Er werd weliswaar een sterke correlatie gevonden tussen CBCT grijswaarden en
gekalibreerde HU waarden in de hoofdstukken 2 en 4, maar alle CBCT scans waren
gedaan met dezelfde scanprotocollen. Daarom is in hoofdstuk 5 een beschrijving
gegeven van de variatie in grijswaarden op verschillende implantaat locaties bij
verschillende scan instellingen inclusief de veldgrootte (FOV), de ruimtelijke resolutie,
het aantal projecties, de belichtingstijd en de keuze van de dosis voor de twee CBCT
systemen die waren toegepast in eerdere hoofdstukken. De grijswaarden welke waren
verkregen met de CBCT toestellen, verschilden van elkaar. In beide CBCT systemen
had de FOV en de gekozen ruimtelijke resolutie een statistisch significante invloed op
de grijswaarde bepalingen. Het aantal projecties was ook van invloed bij het 3D
Accuitomo 170 system. De conclusie in dit hoofdstuk was dat grijswaarden van CBCT
beelden worden beïnvloed door het toestel en door de scan instellingen. Dus de
beoordeling van voxel grijswaarden afkomstig van CBCT voor botdichtheid metingen
moet worden gedaan rekening houdend met de scan instellingen.
In hoofdstuk 6 werd een andere mogelijke beperking van CBCT (3D Accuitomo 170 en
NewTom 5G) voor de beoordeling van botdichtheid onderzocht. Dit hoofdstuk was
gericht op de evaluatie van de variatie in grijswaarden op implantaat locaties die zich op
verschillende plaatsen in het geselecteerde FOV bevonden. In beide CBCT systemen
had de plaats van het object een statistisch significante invloed op de grijswaarde
bepalingen. Alhoewel in de vorige hoofdstukken CBCT dus geschikt leek te zijn voor de
beoordeling van grijswaarden, is de plaats van het object in het CBCT-toestel een
ernstige beperking voor de toepassing voor de evaluatie van botdichtheid.
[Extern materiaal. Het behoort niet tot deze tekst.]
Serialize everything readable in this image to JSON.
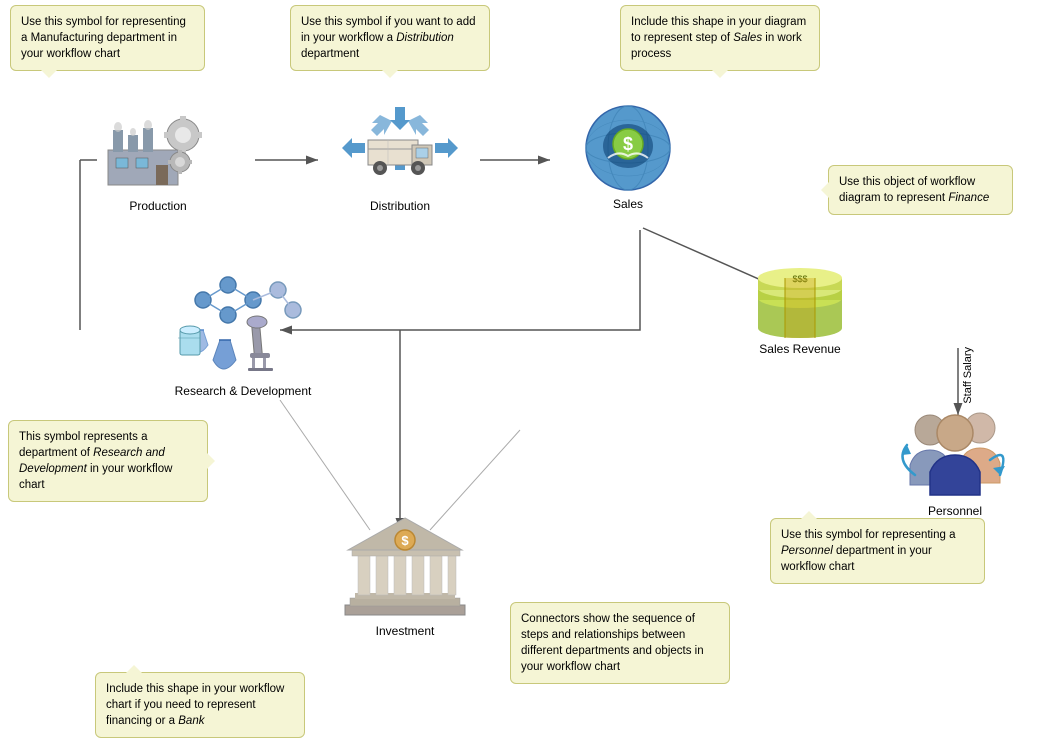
{
  "tooltips": {
    "manufacturing": "Use this symbol for representing a Manufacturing department in your workflow chart",
    "distribution": "Use this symbol if you want to add in your workflow a Distribution department",
    "sales": "Include this shape in your diagram to represent step of Sales in work process",
    "finance": "Use this object of workflow diagram to represent Finance",
    "rd": "This symbol represents a department of Research and Development in your workflow chart",
    "personnel": "Use this symbol for representing a Personnel department in your workflow chart",
    "investment_tooltip": "Include this shape in your workflow chart if you need to represent financing or a Bank",
    "connectors": "Connectors show the sequence of steps and relationships between different departments and objects in your workflow chart"
  },
  "nodes": {
    "production": "Production",
    "distribution": "Distribution",
    "sales": "Sales",
    "sales_revenue": "Sales Revenue",
    "rd": "Research & Development",
    "personnel": "Personnel",
    "investment": "Investment",
    "staff_salary": "Staff Salary"
  }
}
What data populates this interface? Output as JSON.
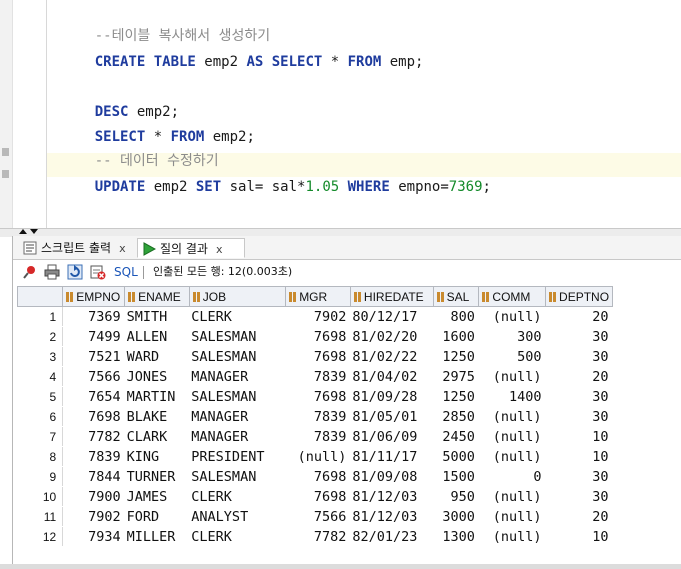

Hoofdstuk 7 beschrijft het onderzoek van de Metal Artefact Reduction (MAR)-optie ter
vermindering van metaal-artefacten in de beelden, zoals deze wordt toegepast in de
software van de ORTHOPANTOMOGRAPH® OP300 (Instrumentarium Dental, Tuusula,
Finland). De vraag was of dit de meting van grijswaarden kan verbeteren in
postoperatieve scans. Dit ex-vivo onderzoek toonde aan dat voxel grijswaarden rondom
een implantaat afwijken van de originele grijswaarden, onafhankelijk van de toepassing
van de MAR-optie. Er werden geen verschillen gevonden tussen grijswaarden rondom
implantaten zonder en met gebruikmaking van de MAR-optie bij de CBCT scanner die
was gebruikt in dit onderzoek. De conclusie van dit hoofdstuk was daarom dat de MARoptie in de ORTHOPANTOMOGRAPH® OP300 CBCT scanner niet leidt tot een
correctie van de originele voxel grijswaarden in de buurt van het implantaat.
De grijswaarden van CBCT beelden vertonen een hoge correlatie met gekalibreerde
HU-waarden. Toch is de eindconclusie dat vanwege het effect van de locatie van het
object in de scanner, het type scanner en de scan-instellingen op de grijswaarden in de
gereconstrueerde beelden, CBCT bij de huidige stand van de techniek niet zonder meer
geschikt is voor de evaluatie van botdichtheid.